Although a number of studies have been performed assessing the utility of ctDNA as a prognostic and monitoring biomarker in urothelial carcinoma with promising results [15,16,17], only a few studies have focussed on UTUC [7,8,9,10,11]. These have either used NGS or singleplex ddPCR assays for genetic analysis of ctDNA. In our current feasibility study, UTUC patients with genetically characterised tumours by NGS on tumour cells from barbotage specimens were included to determine whether custom-designed targeted multiplex ddPCR on ctDNA in plasma is a feasible approach to identify previously known tumour-specific gene variants.

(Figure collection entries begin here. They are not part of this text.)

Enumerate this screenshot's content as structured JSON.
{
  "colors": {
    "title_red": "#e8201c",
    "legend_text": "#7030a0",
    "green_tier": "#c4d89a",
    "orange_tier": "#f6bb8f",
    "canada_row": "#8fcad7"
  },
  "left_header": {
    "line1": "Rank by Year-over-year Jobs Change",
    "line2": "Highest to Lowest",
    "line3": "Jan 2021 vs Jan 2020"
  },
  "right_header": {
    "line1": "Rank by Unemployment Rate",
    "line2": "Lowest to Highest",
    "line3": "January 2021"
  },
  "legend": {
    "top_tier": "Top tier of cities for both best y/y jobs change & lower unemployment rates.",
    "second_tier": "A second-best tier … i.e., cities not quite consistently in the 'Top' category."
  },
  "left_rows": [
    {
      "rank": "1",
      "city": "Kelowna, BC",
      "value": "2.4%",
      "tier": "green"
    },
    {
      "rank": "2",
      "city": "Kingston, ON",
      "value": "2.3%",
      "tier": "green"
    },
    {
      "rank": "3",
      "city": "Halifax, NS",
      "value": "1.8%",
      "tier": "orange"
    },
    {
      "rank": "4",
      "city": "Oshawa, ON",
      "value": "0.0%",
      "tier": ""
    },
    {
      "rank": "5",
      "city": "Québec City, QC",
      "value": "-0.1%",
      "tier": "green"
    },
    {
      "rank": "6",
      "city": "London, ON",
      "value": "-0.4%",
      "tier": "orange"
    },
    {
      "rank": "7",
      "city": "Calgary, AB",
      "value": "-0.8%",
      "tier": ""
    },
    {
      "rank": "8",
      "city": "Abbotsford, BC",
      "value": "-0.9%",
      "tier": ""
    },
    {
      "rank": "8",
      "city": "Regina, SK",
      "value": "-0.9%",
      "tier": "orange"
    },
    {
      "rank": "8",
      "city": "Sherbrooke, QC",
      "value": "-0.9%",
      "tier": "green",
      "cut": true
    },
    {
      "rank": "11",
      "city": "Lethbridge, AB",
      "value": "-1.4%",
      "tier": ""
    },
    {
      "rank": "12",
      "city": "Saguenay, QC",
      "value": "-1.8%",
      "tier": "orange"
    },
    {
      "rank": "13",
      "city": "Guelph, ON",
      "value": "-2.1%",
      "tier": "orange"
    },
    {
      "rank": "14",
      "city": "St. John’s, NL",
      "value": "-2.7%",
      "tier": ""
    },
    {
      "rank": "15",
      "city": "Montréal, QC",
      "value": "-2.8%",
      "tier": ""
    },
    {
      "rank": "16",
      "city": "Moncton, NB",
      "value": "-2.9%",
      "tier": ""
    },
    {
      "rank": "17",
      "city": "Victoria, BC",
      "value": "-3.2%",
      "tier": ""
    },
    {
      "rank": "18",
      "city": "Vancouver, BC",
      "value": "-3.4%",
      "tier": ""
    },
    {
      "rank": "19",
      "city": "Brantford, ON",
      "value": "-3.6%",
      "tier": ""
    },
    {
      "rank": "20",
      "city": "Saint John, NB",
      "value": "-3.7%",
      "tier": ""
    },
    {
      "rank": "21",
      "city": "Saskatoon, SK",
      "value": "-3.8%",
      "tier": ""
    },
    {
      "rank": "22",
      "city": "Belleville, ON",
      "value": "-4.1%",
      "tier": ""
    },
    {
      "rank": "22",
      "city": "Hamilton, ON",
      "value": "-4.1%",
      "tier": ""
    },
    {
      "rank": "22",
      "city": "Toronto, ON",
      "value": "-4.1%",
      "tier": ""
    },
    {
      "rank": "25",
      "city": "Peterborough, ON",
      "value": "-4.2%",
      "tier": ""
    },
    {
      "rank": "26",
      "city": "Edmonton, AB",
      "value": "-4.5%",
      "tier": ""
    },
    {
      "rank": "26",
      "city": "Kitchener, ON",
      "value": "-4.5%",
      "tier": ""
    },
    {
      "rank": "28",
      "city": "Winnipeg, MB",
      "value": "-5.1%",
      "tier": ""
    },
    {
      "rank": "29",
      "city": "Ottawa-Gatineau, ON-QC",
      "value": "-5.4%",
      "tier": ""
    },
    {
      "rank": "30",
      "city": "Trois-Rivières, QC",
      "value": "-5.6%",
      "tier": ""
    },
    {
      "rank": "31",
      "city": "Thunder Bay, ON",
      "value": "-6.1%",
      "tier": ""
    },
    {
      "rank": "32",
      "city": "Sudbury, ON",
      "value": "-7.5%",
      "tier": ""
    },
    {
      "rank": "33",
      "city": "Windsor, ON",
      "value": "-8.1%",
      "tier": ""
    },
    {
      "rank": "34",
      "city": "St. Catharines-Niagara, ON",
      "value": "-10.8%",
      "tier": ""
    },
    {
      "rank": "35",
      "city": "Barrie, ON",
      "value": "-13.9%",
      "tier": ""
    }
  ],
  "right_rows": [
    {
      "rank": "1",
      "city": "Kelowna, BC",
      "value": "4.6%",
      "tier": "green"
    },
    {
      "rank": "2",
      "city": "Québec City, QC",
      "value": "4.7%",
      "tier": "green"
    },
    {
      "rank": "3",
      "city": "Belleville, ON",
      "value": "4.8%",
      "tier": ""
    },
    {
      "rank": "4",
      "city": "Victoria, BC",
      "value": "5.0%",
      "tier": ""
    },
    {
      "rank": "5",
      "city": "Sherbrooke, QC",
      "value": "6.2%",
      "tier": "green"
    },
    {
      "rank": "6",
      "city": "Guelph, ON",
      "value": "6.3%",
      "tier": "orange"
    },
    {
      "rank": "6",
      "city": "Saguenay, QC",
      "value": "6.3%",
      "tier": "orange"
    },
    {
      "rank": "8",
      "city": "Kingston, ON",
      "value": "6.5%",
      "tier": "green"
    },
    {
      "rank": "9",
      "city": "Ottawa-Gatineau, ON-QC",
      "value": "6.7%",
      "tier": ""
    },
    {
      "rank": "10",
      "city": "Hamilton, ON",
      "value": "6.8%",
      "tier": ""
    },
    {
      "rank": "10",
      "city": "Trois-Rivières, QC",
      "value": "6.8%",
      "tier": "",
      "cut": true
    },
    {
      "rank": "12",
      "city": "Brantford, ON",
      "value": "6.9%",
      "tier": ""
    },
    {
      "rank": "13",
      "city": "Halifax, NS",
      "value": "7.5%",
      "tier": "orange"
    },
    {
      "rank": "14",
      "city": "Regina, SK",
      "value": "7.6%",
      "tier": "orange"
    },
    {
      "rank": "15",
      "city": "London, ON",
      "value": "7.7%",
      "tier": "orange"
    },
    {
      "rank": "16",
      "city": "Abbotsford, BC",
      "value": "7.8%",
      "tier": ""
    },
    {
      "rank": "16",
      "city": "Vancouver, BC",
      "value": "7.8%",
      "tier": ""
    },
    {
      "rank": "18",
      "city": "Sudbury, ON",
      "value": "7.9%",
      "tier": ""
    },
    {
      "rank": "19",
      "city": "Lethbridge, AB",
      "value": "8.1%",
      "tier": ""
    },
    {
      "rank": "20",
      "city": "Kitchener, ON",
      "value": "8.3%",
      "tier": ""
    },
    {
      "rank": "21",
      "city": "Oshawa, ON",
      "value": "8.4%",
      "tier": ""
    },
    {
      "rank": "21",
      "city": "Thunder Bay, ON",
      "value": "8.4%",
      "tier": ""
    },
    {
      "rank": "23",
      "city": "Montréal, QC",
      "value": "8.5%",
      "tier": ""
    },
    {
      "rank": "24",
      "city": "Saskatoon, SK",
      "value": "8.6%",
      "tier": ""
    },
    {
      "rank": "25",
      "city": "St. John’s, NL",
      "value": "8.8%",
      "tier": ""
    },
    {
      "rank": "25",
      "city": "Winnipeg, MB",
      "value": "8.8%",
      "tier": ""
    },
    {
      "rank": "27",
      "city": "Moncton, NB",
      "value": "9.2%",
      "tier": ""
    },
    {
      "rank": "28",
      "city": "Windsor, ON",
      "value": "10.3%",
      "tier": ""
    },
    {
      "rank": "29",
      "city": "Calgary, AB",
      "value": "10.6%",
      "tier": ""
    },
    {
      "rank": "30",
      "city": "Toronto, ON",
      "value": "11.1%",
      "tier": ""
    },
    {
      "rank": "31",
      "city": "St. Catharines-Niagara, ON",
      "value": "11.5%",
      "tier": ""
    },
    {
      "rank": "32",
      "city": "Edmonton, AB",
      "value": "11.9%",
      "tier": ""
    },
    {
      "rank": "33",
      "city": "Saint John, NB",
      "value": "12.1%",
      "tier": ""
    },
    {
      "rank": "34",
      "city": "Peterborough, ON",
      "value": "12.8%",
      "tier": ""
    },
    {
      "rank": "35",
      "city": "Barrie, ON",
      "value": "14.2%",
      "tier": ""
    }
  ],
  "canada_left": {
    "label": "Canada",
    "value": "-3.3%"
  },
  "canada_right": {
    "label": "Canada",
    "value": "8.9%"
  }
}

In our pilot cohort, where all had detectable tumour-specific gene variants in tumour cells received from focal barbotages, 5/9 patients had detectable ctDNA in plasma during their clinical course. Four of them, including one patient with CIS, later progressed in their disease with either distant metastasis, progression to higher tumour grade or death from UTUC 4–12 months after the sampling time point, which might suggest that ctDNA could have potential as a biomarker for disease progression. These results are consistent with previous findings where ctDNA was found in patients with metastatic UTUC and was shown to predict UTUC patients with poor prognosis [7, 8]. The remaining patient with detectable ctDNA did not progress but had the largest tumour size at URS in the entire cohort. We also observed a trend between tumour size and ctDNA detection, as all with detectable ctDNA (except the patient with CIS) had large macroscopically visible tumours at the time of plasma sampling. It is also known that tumour burden is correlated with ctDNA levels in plasma [18]. However, if this is also applicable for UTUC remains to be further explored.

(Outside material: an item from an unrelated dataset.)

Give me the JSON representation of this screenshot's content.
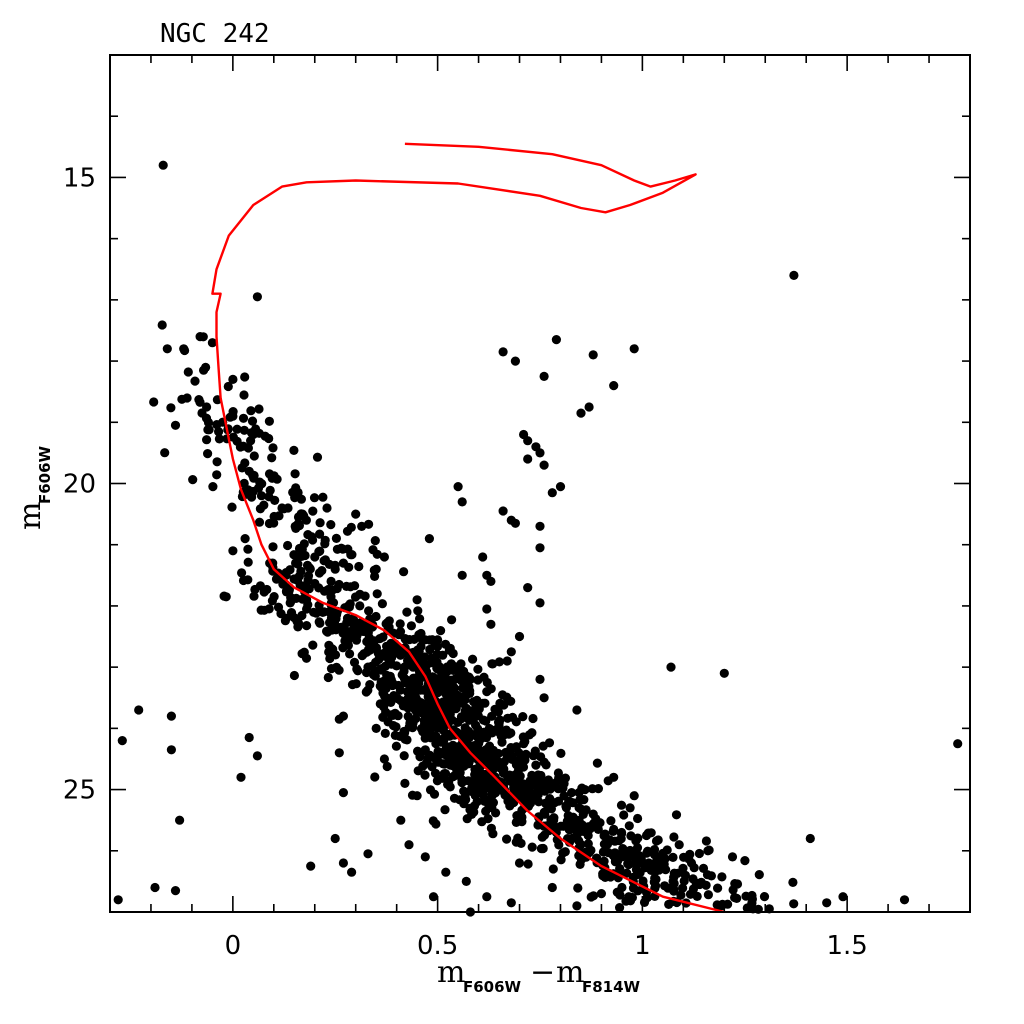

In this study, targeted multiplex ddPCR was used to detect known patient-specific gene variants in plasma. This method offers a fast, high-sensitivity, minimally invasive and easy-to-interpret approach to detect a few patient-specific variants at once and could, thus, serve as a promising method for surveillance of UTUC if deemed clinically relevant. The only recurrent mutation analysed in the cohort was the TERT promoter mutation C228T, which highlights the need to perform genetic testing on tumour material to select patient-specific genetic variants for monitoring tests. NGS analysis of tumour cells will likely become part of future clinical routine as the cost of sequencing comes down which will simplify the selection of tumour-specific gene targets. Tumour genetic heterogeneity and subclonal genetic evolution during progression affect the genetic landscape and level of ctDNA [17] and are factors that could potentially influence the interpretation of results by this targeted approach. To overcome this issue, we chose to analyse two variants with high VAF in tumour cells determined by NGS for each patient as we speculated that those variants were more likely to be genetic driver events and less likely to be lost during tumour evolution. In 2/5 patients with detectable ctDNA, only one variant was detected in plasma, highlighting the need to screen for several targets. Also, based on our current observations, it is possible that the total cfDNA concentration in plasma could influence the results.

Conclusion

Detection of tumour-specific gene variants in ctDNA from plasma by targeted multiplex ddPCR is a feasible method in patients with UTUC. Our early observations suggest that detection of ctDNA by this minimally invasive approach could have potential as a biomarker in UTUC. However, no clinical conclusions can be drawn and further studies are warranted to determine its role as a biomarker.